To help laboratories and health care operators browse through the rigorous legislation on hazardous waste disposal, the Department of Health has generated the following classification:
It is non-clinical waste that’s non-infectious and does not contain chemical or pharmaceutical substances, but may be unpleasant to anyone who comes into contact with it.
You have to segregate health offensive residues from both clinical and mixed municipal rubbish.
If you’ve produced over 7kg of civil atomic byproducts, or have more than one bag in a collection period, you must segregate it from any mixed municipal waste.
If you have made less, you can eliminate your municipal offensive waste on your mixed municipal waste (‘black bag’).
Plaster and similar wastes
Most plaster byproducts are non-infectious. It should be kept separately from any rust waste that’s infectious, which must be placed in the bagged infectious clinical waste flow.
A medication is considered to be cytotoxic or cytostatic for classification purposes if it is some of the following:
• acutely toxic
• toxic for reproduction
The safe management and disposal of sharps is very important to ensure the risks associated with handling sharps are removed and to guarantee compliance with the Hazardous Waste Regulations (Special Waste Regulations in Scotland).
The use of sharps is set by the medicinal contamination. To ensure compliance with the Hazardous Waste Regulations the correct segregation and storage of sharps in colour coded bins and special containers is important.
• Orange bins-For the storage and disposal of sharps not containing or contaminated with medicines, like sharps used for blood samples and acupuncture
• Yellow bins-For the storage and disposal of sharps contaminated with or containing medicines or anaesthetics
• Purple bins-For the disposal of sharps and medicines with Cyto-toxic or Cyto-static contents or contamination
• Blue bins-For the use of out of date drugs, used drug denaturing kits and lost items from usage in the handling of pharmaceuticals such as bottles or boxes with residues, gloves, gloves, connecting tubes, syringe bodies and medication vials Anatomical waste.
Anatomical waste from operating theatres requires special containment and must be stored, transported and disposed of as hazardous waste to ensure that there’s no risk to human health or to the environment.

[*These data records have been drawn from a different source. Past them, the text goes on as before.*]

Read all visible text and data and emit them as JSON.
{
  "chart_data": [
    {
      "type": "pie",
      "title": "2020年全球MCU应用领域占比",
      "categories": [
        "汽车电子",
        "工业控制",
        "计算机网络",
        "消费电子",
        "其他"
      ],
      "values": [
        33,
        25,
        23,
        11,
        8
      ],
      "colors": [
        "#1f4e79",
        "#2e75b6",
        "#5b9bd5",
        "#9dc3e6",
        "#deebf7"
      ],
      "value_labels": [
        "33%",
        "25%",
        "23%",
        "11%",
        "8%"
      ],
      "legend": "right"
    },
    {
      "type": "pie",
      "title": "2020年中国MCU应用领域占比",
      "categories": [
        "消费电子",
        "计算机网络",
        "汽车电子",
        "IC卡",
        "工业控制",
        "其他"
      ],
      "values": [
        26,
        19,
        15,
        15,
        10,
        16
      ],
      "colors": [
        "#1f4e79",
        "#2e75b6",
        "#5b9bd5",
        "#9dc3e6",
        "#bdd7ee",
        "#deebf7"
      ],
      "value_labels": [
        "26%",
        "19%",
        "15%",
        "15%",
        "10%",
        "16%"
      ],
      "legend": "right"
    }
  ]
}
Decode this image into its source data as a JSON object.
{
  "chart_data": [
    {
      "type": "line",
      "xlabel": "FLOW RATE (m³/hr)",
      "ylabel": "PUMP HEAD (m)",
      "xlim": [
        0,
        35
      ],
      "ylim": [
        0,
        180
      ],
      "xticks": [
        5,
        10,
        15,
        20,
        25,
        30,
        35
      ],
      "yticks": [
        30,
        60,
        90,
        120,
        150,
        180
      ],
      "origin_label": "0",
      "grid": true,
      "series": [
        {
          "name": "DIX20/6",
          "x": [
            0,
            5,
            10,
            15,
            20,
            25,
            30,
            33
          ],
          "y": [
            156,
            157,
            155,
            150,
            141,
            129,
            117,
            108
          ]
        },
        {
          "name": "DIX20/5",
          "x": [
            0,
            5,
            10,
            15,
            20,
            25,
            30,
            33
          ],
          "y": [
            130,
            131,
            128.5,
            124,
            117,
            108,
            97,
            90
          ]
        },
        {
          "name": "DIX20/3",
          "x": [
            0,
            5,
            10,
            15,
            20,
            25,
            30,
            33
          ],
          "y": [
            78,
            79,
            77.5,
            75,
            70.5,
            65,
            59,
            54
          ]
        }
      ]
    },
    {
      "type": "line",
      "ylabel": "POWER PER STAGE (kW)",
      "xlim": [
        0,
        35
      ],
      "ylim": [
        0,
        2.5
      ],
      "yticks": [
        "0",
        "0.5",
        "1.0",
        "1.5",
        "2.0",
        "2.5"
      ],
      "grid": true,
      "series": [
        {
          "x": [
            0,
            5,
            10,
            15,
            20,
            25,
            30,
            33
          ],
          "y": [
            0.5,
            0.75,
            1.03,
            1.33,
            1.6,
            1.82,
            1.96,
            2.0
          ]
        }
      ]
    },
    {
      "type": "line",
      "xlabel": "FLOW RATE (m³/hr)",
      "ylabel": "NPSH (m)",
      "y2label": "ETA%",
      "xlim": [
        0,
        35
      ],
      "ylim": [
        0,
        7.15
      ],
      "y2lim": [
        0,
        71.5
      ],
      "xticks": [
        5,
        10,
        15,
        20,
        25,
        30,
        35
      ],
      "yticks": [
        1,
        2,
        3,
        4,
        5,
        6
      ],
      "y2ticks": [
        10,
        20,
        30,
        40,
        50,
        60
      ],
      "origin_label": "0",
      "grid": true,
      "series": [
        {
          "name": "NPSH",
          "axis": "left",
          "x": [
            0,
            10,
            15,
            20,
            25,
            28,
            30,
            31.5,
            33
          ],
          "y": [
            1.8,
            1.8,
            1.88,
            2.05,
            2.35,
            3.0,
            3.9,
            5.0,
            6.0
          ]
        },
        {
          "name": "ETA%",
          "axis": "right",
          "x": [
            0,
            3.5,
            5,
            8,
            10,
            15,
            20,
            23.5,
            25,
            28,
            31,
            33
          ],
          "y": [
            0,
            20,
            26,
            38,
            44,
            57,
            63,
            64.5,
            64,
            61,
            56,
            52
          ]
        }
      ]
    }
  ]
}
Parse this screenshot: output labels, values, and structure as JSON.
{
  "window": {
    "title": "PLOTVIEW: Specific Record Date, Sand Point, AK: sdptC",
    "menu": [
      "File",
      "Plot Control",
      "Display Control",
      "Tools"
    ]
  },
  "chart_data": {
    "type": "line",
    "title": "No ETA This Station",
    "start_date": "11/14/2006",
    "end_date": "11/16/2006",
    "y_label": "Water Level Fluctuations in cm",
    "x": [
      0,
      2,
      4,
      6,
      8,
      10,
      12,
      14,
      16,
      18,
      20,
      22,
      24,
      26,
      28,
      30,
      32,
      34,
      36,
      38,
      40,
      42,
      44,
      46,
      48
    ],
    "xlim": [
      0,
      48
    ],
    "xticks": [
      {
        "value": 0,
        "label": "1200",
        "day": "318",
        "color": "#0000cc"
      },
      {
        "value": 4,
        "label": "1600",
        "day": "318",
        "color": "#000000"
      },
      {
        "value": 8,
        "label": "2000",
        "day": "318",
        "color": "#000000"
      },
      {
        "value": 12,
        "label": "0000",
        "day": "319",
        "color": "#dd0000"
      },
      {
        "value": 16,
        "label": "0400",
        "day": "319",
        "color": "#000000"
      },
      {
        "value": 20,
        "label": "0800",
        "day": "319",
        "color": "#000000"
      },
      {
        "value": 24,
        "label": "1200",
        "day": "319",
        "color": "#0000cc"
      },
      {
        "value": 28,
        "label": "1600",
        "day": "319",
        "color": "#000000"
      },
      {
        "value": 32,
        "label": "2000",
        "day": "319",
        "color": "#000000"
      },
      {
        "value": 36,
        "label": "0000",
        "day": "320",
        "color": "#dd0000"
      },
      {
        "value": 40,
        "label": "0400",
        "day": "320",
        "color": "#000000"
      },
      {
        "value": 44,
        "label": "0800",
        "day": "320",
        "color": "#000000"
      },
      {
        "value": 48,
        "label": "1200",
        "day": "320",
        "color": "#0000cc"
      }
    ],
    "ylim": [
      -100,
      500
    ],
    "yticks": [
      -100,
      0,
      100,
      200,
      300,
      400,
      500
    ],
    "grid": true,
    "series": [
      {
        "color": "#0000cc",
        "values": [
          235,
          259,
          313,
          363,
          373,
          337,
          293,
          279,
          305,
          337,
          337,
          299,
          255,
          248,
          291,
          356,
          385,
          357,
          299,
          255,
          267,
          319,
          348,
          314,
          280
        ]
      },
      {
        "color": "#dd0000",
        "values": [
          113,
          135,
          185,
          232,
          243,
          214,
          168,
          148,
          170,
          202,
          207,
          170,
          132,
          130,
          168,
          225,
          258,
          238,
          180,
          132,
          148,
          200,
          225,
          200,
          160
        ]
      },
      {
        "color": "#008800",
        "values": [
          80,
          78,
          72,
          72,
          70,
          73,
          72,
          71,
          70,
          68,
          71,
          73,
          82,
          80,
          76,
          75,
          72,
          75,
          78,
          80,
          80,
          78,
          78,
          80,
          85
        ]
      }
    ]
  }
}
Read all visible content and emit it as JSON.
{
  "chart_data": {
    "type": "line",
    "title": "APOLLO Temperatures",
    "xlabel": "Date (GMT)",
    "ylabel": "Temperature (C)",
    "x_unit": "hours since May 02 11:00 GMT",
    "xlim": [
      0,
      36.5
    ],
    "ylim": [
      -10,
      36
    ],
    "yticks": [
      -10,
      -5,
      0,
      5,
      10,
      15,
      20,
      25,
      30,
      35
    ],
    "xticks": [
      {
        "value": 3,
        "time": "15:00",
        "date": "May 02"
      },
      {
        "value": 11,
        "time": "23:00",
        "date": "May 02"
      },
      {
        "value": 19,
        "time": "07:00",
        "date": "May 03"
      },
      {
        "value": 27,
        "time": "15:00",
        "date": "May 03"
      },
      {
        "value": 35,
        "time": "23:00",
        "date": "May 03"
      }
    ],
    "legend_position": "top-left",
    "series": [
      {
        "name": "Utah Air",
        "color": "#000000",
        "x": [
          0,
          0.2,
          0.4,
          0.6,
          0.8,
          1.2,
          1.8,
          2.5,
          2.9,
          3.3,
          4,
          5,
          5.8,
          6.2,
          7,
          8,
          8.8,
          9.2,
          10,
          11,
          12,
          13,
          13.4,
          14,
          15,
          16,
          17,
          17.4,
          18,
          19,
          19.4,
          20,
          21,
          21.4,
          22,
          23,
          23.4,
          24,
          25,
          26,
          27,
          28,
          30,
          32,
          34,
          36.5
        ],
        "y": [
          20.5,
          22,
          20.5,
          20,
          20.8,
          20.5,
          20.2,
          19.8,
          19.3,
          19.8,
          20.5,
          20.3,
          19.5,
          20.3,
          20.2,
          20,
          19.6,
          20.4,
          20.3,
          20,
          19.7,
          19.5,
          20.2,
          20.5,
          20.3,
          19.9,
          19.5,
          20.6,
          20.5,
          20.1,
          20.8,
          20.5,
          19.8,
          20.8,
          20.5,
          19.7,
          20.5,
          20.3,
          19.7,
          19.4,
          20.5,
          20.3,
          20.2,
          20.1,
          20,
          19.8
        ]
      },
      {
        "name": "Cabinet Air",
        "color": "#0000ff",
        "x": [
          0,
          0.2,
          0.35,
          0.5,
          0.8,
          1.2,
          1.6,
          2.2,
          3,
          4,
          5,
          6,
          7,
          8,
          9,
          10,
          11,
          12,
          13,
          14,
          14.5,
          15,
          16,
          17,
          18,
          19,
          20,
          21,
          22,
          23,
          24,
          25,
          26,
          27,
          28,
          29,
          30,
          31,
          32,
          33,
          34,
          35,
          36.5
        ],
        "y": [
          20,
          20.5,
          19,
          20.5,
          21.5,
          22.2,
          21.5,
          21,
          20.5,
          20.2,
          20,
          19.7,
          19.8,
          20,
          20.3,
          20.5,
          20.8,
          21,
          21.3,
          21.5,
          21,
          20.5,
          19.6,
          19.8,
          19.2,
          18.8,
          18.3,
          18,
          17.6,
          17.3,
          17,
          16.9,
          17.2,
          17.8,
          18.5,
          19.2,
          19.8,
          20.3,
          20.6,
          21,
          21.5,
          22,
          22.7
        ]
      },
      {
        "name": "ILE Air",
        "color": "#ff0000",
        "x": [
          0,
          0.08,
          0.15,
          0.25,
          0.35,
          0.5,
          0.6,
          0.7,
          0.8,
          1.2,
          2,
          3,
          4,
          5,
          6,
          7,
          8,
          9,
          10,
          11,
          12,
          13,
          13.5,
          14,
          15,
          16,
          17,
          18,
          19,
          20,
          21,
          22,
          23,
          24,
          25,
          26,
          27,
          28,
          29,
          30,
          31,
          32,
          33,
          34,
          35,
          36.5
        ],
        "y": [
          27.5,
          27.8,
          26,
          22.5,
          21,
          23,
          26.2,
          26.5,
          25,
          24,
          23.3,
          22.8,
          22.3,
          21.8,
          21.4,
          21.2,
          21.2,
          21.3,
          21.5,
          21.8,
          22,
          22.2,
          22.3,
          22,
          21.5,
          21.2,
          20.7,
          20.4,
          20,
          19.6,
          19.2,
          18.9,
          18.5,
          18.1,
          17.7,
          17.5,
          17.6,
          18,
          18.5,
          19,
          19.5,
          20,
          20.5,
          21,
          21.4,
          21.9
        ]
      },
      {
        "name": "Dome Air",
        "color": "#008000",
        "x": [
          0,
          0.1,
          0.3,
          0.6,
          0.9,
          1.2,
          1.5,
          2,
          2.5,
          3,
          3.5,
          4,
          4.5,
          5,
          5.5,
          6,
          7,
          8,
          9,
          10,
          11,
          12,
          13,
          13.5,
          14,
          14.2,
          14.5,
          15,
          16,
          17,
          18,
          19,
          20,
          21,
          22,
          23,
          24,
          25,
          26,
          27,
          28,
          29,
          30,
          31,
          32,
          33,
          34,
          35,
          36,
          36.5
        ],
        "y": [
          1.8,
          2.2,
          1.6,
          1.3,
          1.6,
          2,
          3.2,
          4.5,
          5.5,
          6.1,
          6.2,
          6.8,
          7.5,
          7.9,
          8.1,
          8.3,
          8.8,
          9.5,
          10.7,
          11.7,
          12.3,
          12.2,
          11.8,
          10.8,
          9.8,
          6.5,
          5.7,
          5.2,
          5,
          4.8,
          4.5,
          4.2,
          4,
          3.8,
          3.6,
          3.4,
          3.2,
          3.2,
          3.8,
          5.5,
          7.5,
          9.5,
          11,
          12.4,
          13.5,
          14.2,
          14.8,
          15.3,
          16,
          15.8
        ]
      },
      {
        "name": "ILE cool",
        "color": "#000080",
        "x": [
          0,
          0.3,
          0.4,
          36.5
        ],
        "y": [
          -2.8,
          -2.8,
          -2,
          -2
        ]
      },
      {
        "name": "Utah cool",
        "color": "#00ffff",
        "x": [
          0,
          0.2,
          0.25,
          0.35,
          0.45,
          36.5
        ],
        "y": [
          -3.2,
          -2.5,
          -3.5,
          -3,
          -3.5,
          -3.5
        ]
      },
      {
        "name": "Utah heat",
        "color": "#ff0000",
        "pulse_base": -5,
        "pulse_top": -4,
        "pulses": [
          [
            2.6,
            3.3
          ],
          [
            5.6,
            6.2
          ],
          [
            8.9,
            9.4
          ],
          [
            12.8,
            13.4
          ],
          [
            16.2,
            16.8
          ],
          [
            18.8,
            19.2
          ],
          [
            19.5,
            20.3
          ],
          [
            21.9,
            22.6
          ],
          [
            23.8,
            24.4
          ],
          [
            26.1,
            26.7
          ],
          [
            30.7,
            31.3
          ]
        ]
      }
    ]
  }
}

Anatomical waste includes:
• Body parts
Hazardous chemical waste-includes:
• Wastes classified as’hazardous’ in The Hazardous Waste Regulations 2005 amended 2016 (Schedules 1 and 2) or in The European Waste Catalogue (EWC)’List of Wastes’.
• Other wastes which display one or more of the hazardous properties (HP1 to HP15) recorded in the Regulations (see the Environment Agency Guidance WM3).
Any medical equipment or other equipment (such as gloves, towels, used bandages and dressings, tubes) that have come into contact with hazardous materials and consequently exhibit more than trace elements of those materials are also classified as hazardous waste.
The Environmental Protection Act includes a’Duty of Care’ which requires all persons involved with the handling of waste, including manufacturers, to take appropriate and reasonable measures to ensure that:
• Waste is only kept, treated, deposited or disposed of in accordance with a waste management licence or other authorisation;
• Waste doesn’t escape from the control of the holder;
• Waste is only transferred to authorised persons such as registered waste carriers or licensed disposal operations allowed to take that type of waste;
• All transfers / movements of this waste are accompanied by an adequate written description of the waste which will allow waste to be identified and subsequently handled properly.
All Waste Matters provide specialist laboratory waste disposal services to an extensive client base throughout the UK, from commercial labs to schools, colleges and universities.
From our fully licensed waste management facility site in Kent, we can provide a tailored lab waste disposal and collection service of any unwanted chemicals and laboratory waste.
We gather with our own vehicles and our accredited lab waste disposal facility is frequently inspected by the Environment Agency.
This is vital in providing our customers with complete peace of mind and ensuring the lab waste is handled in-keeping and surpassing all recommended guidelines.